El contraste resultó evidente: mientras las buscadoras eran contenidas, en el mismo sitio permanecía desplegada una lona de apoyo al gobernador, promovida como parte de la propaganda del Cuarto Informe.
“Nosotras solo queríamos recordar que nuestros hijos siguen desaparecidos, pero nos callaron”, expresó una de las asistentes al colectivo, quien pidió el anonimato por temor a represalias.

Mensaje oficial: Zacatecas, “motor de la pacificación”
En el salón principal del Palacio de Convenciones, Monreal Ávila presentó su informe de más de 2 horas titulado Resultados con Seguridad. En su discurso, aseguró que Zacatecas ha dejado de ser el estado más violento del país para convertirse en referente nacional en pacificación.
Según sus cifras, entre 2021 y 2024 los homicidios dolosos se redujeron en más de 70 por ciento, y en julio de 2025 la tasa llegó a 0.4 por cada 100 mil habitantes, el nivel más bajo en una década. Destacó que agosto registró únicamente 7 homicidios, “el mes más bajo en 10 años”.
El gobernador subrayó que la estrategia denominada “Modelo Zacatecas” se ha convertido en ejemplo replicado por otras entidades y cuenta con reconocimiento del Gobierno Federal. “Hoy Zacatecas se ha convertido en motor de la pacificación del país”, afirmó.

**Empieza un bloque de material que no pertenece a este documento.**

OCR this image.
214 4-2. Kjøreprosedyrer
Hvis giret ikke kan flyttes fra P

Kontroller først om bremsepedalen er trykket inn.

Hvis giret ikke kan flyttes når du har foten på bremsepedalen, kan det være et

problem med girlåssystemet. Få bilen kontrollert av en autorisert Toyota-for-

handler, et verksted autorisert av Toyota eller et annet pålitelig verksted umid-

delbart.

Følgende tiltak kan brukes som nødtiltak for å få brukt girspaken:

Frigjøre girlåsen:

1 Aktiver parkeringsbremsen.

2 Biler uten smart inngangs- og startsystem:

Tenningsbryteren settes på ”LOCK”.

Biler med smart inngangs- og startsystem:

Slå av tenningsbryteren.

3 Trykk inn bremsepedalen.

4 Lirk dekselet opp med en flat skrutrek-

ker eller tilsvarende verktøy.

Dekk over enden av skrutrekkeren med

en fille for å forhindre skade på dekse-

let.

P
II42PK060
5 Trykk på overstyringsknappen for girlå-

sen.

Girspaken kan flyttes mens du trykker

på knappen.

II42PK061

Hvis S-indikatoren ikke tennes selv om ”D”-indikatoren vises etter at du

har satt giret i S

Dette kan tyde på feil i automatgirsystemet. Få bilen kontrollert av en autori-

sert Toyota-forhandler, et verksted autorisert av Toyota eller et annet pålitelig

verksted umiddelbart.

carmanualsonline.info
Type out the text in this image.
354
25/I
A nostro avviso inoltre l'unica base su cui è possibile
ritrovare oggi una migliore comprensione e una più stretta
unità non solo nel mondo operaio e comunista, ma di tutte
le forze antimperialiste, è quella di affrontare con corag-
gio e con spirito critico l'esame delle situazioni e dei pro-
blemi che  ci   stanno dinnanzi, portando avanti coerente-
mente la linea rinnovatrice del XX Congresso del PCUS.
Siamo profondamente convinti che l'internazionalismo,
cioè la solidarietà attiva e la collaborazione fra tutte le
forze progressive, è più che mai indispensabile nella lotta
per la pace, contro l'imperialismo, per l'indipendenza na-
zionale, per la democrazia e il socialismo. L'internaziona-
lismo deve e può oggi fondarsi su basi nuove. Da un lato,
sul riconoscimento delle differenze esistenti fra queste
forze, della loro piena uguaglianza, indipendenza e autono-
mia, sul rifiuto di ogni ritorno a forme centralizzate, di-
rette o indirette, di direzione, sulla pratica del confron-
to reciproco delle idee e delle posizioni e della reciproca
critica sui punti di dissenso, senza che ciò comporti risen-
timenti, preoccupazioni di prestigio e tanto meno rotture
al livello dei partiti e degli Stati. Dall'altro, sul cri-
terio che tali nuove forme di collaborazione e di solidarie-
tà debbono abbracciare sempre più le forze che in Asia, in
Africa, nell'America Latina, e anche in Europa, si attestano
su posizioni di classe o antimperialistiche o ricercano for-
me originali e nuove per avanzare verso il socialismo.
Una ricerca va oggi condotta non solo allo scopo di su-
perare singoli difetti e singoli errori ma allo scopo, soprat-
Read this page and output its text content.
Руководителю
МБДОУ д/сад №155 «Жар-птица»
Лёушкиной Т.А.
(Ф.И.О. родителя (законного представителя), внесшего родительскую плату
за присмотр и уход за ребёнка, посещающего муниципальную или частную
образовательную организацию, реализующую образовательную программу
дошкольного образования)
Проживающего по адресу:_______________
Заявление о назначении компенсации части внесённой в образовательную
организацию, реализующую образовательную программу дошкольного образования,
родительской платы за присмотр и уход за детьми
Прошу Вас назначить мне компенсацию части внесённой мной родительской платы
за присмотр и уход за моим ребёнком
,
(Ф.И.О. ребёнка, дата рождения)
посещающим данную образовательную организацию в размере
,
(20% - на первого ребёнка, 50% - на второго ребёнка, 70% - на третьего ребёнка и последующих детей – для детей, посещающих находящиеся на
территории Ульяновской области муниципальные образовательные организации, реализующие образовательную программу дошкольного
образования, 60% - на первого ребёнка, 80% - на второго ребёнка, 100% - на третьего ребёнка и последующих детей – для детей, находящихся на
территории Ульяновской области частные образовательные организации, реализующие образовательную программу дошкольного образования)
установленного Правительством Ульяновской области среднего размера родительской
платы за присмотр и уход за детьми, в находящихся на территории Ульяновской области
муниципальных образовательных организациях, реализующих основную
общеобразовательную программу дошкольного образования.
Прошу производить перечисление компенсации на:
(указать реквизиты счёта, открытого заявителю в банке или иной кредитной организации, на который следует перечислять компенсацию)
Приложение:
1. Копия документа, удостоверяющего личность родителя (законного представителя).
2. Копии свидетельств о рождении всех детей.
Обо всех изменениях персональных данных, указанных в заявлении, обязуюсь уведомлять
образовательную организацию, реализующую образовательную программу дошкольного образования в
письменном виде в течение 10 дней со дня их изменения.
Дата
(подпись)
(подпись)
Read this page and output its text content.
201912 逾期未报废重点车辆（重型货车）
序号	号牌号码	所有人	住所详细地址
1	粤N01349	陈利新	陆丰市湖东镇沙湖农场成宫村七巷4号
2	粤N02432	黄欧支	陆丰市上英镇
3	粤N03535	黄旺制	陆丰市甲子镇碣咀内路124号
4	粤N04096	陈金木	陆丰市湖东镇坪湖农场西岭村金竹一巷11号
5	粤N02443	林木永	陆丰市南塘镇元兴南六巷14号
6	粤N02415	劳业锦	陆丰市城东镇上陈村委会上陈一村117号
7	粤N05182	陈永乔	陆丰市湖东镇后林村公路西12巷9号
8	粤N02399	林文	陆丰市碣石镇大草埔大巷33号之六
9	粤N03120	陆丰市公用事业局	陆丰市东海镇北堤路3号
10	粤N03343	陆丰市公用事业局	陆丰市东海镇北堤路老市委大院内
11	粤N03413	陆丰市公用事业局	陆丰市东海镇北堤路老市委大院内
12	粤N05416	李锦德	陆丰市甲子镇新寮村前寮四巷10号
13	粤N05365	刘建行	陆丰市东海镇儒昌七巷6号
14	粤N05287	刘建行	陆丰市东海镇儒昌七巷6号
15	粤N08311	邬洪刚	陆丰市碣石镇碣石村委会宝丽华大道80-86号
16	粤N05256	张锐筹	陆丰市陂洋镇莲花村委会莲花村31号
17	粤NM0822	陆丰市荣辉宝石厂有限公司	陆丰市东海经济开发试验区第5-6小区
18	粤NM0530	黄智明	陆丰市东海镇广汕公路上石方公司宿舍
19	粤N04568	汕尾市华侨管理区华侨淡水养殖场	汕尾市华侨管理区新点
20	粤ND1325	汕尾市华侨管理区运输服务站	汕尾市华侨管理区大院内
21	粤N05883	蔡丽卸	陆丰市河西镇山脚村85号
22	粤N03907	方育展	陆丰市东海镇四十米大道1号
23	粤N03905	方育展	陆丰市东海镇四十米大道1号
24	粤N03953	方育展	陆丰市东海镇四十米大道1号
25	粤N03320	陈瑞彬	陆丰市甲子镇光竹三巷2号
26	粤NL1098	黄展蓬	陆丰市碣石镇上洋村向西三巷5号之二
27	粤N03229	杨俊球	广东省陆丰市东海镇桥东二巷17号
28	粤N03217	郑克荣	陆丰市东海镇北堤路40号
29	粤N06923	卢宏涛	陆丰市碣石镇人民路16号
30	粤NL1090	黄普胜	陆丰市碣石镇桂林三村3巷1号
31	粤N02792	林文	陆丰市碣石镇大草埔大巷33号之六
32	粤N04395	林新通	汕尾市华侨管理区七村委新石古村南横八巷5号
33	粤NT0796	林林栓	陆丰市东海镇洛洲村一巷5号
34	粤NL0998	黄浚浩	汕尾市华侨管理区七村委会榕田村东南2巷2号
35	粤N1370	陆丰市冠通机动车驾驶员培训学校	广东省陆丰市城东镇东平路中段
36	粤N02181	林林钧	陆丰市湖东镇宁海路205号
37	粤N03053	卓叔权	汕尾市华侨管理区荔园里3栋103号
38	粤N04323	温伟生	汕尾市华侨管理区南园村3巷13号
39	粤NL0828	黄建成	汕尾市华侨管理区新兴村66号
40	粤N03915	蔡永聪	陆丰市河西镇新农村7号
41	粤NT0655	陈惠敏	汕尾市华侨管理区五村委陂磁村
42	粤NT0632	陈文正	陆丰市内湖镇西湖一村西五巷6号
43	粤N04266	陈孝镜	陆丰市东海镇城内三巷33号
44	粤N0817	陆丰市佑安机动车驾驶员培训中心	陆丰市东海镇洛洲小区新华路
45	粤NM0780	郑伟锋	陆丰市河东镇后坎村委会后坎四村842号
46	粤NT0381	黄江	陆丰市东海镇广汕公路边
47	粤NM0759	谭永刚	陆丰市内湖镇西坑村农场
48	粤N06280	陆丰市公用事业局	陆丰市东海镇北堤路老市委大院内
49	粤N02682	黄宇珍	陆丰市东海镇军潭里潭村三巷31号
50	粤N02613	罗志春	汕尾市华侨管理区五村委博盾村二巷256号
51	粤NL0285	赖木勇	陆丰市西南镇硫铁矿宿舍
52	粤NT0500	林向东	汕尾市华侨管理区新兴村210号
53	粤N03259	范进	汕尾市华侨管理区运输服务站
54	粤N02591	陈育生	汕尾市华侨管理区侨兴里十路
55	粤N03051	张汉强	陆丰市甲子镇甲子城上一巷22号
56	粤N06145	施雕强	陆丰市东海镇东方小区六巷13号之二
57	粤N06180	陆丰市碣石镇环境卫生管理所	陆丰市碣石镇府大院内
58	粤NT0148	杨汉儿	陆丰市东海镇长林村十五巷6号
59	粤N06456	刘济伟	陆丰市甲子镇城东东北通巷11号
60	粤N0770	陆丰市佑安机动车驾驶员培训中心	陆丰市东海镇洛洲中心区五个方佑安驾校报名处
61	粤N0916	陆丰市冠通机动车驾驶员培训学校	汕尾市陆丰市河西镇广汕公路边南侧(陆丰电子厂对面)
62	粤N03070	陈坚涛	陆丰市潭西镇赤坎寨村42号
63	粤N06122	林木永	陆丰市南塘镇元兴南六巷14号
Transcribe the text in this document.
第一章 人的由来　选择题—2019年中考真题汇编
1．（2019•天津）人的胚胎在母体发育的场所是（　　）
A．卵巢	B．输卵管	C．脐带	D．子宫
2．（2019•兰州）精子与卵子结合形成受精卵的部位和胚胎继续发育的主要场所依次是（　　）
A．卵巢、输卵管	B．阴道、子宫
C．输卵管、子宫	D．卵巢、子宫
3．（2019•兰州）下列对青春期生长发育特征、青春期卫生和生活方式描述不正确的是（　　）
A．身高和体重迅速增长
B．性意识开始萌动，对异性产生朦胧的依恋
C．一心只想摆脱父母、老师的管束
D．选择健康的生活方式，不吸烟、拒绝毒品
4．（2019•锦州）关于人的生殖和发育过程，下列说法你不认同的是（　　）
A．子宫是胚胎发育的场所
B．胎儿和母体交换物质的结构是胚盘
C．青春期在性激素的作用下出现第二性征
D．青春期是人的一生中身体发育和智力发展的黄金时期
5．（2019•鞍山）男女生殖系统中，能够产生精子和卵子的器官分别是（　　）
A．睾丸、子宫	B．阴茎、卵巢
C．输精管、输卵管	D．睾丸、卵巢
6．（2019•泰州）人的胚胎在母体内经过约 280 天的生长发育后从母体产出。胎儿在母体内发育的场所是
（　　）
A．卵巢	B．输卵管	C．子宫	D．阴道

Finanzas y obra pública: otra cara de los números
Otro de los ejes centrales del informe fue el saneamiento financiero. Monreal aseguró que su administración no ha contratado deuda ni ha solicitado anticipos federales.
Dijo haber liquidado más de 8 mil 300 millones de pesos en adeudos y que Zacatecas alcanzó la calificación crediticia más alta en décadas.
En materia de obra, informó inversiones superiores a 9 mil millones de pesos en 4 años, con la construcción y rehabilitación de 2 mil 500 kilómetros de carreteras, además de la implementación del sistema Platabús en la zona metropolitana.
En desarrollo social, presumió una inversión de casi 6 mil millones de pesos en programas de bienestar y el respaldo de la presidenta Claudia Sheinbaum, con la reducción de 17 por ciento en pobreza.

Invitados y aplausos
El acto reunió a figuras como el subsecretario de Gobernación César Yáñez; el líder de la Confederación Autónoma de Trabajadores y Empleados de México (Catem) Pedro Haces; el comisionado del Instituto Nacional de Migración, Sergio Salomón Céspedes; además de legisladores federales, entre ellos Ricardo Monreal, presidente de la Jucopo en la Cámara de Diputados, y el senador Saúl Monreal.
En varios pasajes, el gobernador recibió aplausos al recordar a las corporaciones de seguridad que —dijo— “han entregado su vida en la pacificación del estado”. También agradeció a su esposa, Sara Hernández, por su trabajo en el DIF estatal.

El contraste inevitable
Fuera del Palacio, sin embargo, la jornada dejó un sabor distinto. Madres buscadoras sin poder manifestarse, ciudadanos inconformes por el control de accesos y un ambiente de tensión marcaron el telón de fondo del acto político más importante del año para el mandatario estatal.
La contradicción entre los números oficiales y la represión de voces ciudadanas se convirtió en el reflejo de un Zacatecas dividido: el que desde el gobierno se presenta como “territorio de paz y progreso”, y el que desde la sociedad civil sigue clamando justicia por sus desaparecidos.
El cuarto Informe de David Monreal no solo buscó rendir cuentas, sino proyectar un relato: el de un Zacatecas en transformación. No obstante, las imágenes de la custodia policial y la protesta contenida quedaron grabadas como parte inseparable de la jornada.